On the evaluation of power density models for oscillatory baffled reactors using CFD

• Published in: Chemical engineering and processing Vol. 134; pp. 153 - 162
• Main Authors: Jimeno, Guillermo, Lee, Yeaw Chu, Ni, Xiong-Wei
• Format: Journal Article
• Language: English
• Published: Elsevier B.V 01.12.2018
• Subjects: Computational fluid dynamics (CFD); Oscillatory baffled reactors; Power density; Pressure drop propagation; Power density; Pressure drop propagation; Computational fluid dynamics (CFD); Oscillatory baffled reactors
• ISSN: 0255-2701; 1873-3204
• DOI: 10.1016/j.cep.2018.11.002

[Display omitted] •CFD validation of power density estimation models in oscillatory baffled devices is for the first time investigated.•We have updated the orifice discharge coefficient and the dependency on the number-of-baffles term for the Quasi-steady model.•We have updated the dependency on the number of baffles & proposed empirical model to estimate mixing length for the Eddy enhancement model.•Both models are validated for a much wider application range than originally stated and for both batch and continuous.•Both revised models can be used interchangeably with high confidence. While continuous oscillatory baffled reactors (COBR) have been proven a viable alternative to traditional batch reactors for organic synthesis and crystallization, research into the estimation of power density for this type of device has largely been stagnated for the past 25 years. This work reports, for the first time, detailed analysis and examination of the applicability, capability and deficiencies of two existing models using CFD methodology. The “quasi-steady” model (QSM) over-estimates power dissipation rates due to the inaccurate formulation of two of its geometric parameters for modern COBRs. By using a revised power law dependency on the number-of-baffles term (nx) and an appropriate orifice discharge coefficient (CD), we demonstrate that the updated QSM can not only be used for a much wider application range than previously outlined, but also for both batch and continuous operations.
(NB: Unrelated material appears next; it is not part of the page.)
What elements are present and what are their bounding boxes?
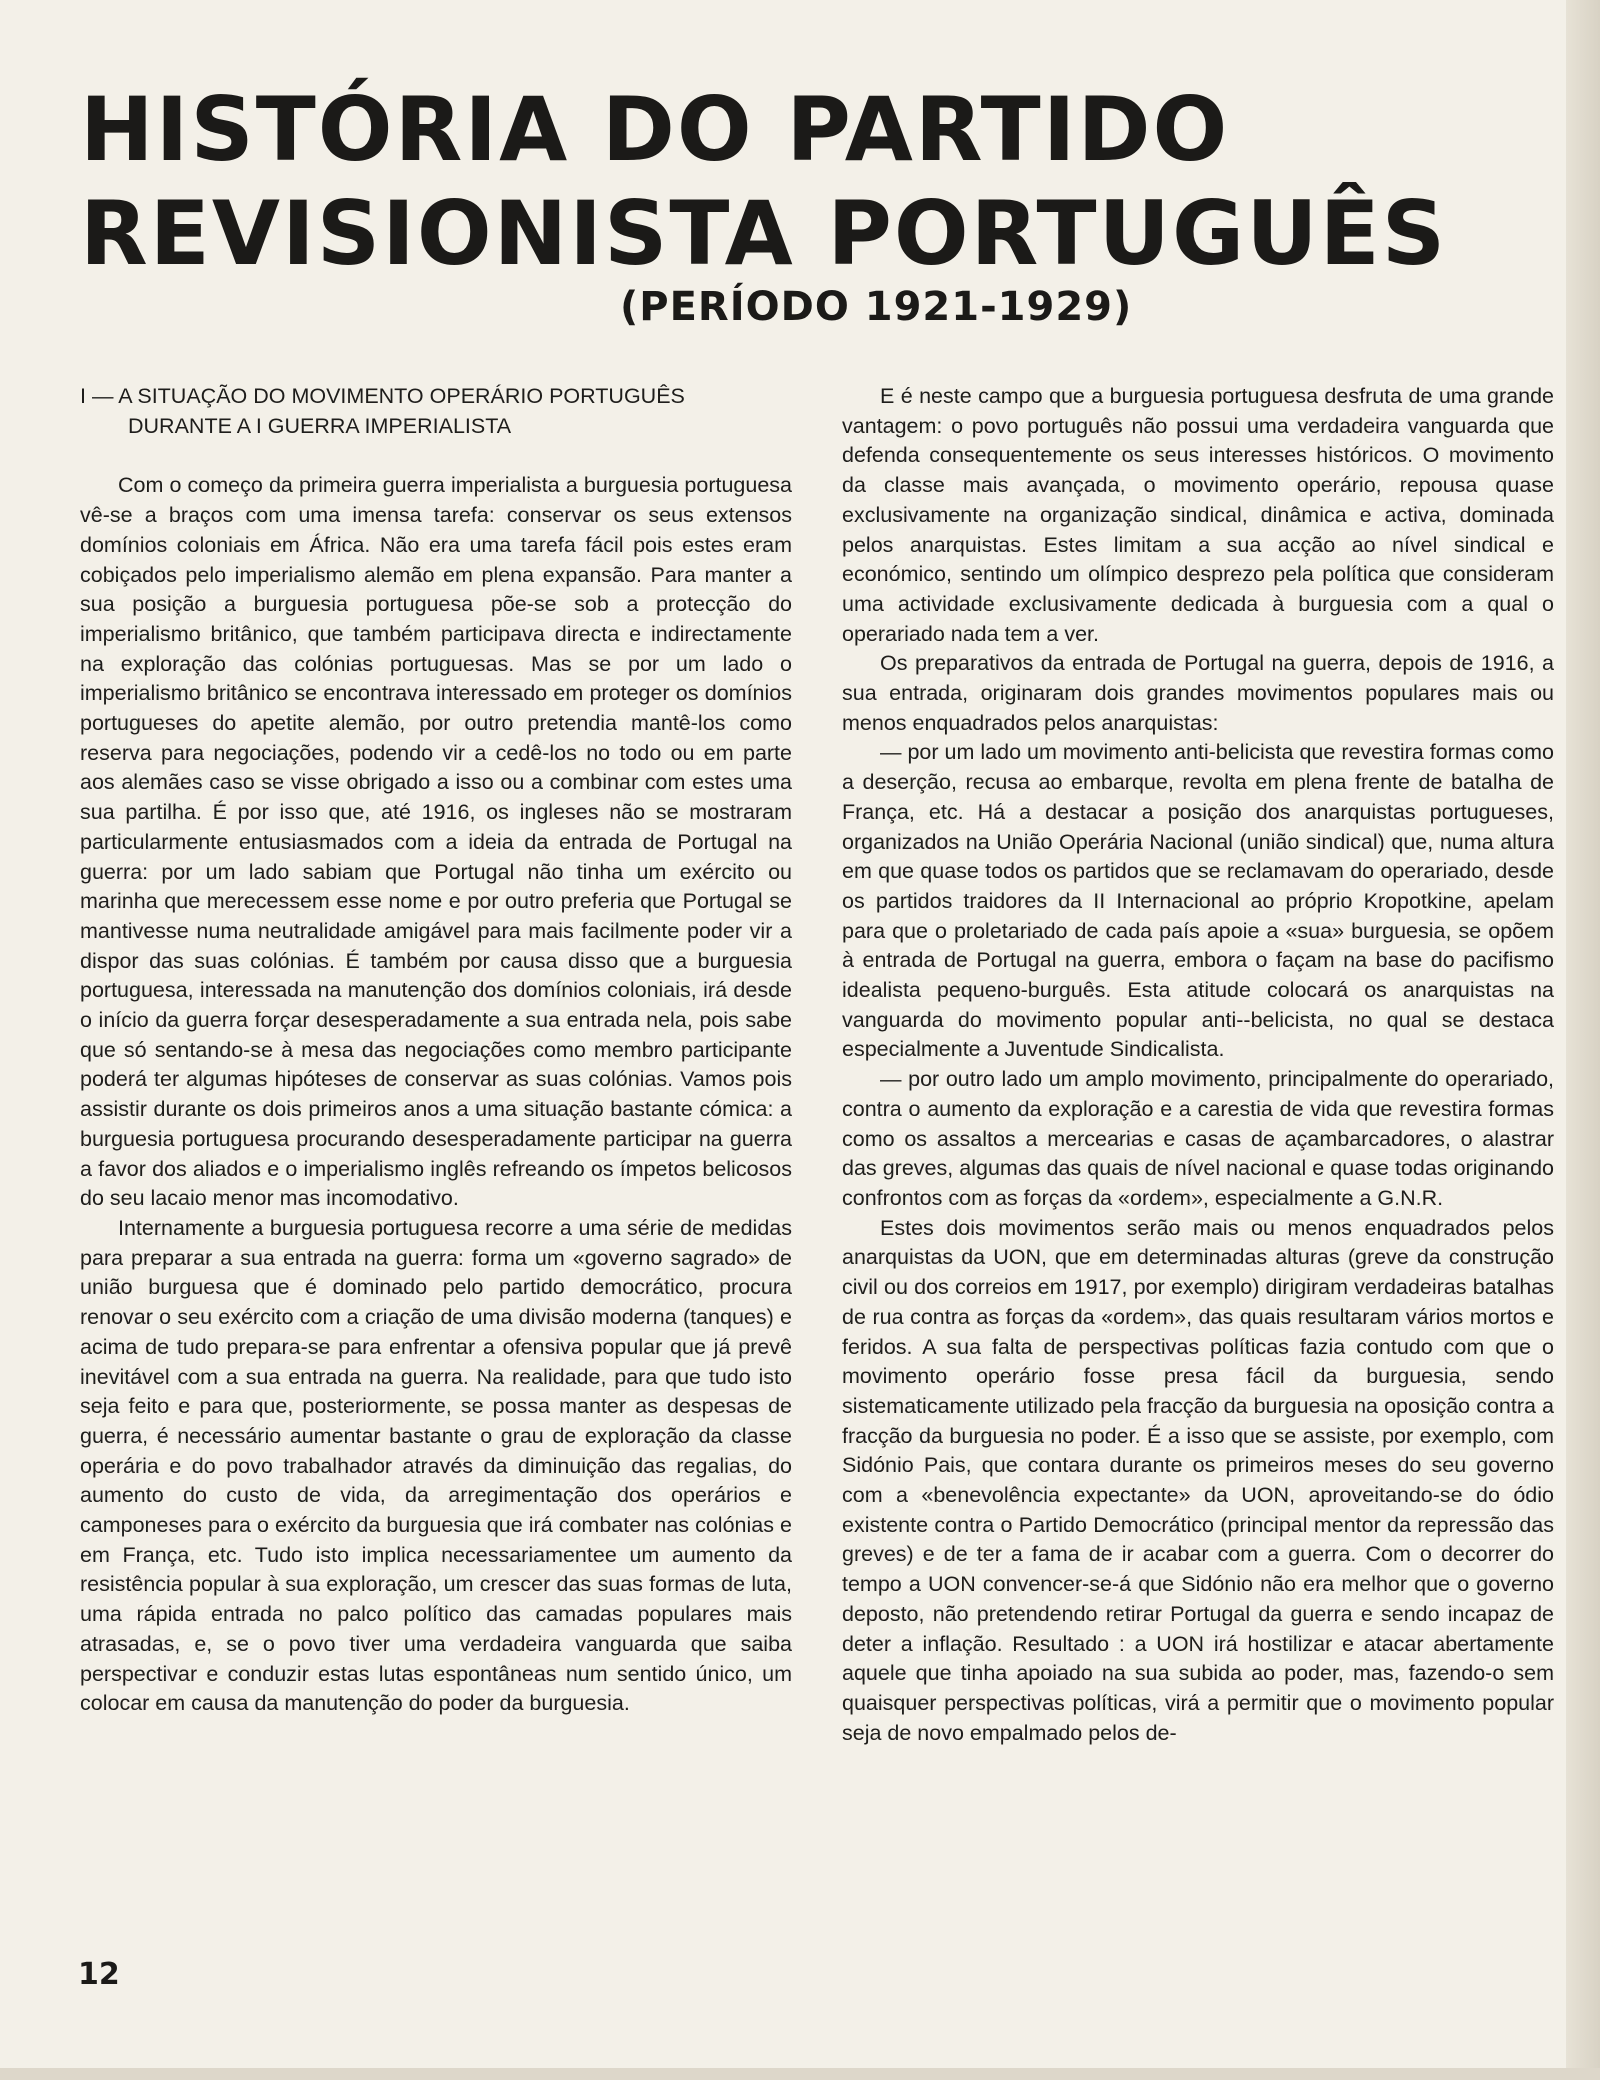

The “eddy enhancement” model (EEM) generally provides better predictions of power density for the conditions tested; however, its accuracy can substantially be enhanced by applying the aforementioned power law dependency on n and an empirical correlation proposed in this work to estimate EEM’s “mixing length”. After full validation, both models give very similar power density estimations and can be used interchangeably with high confidence.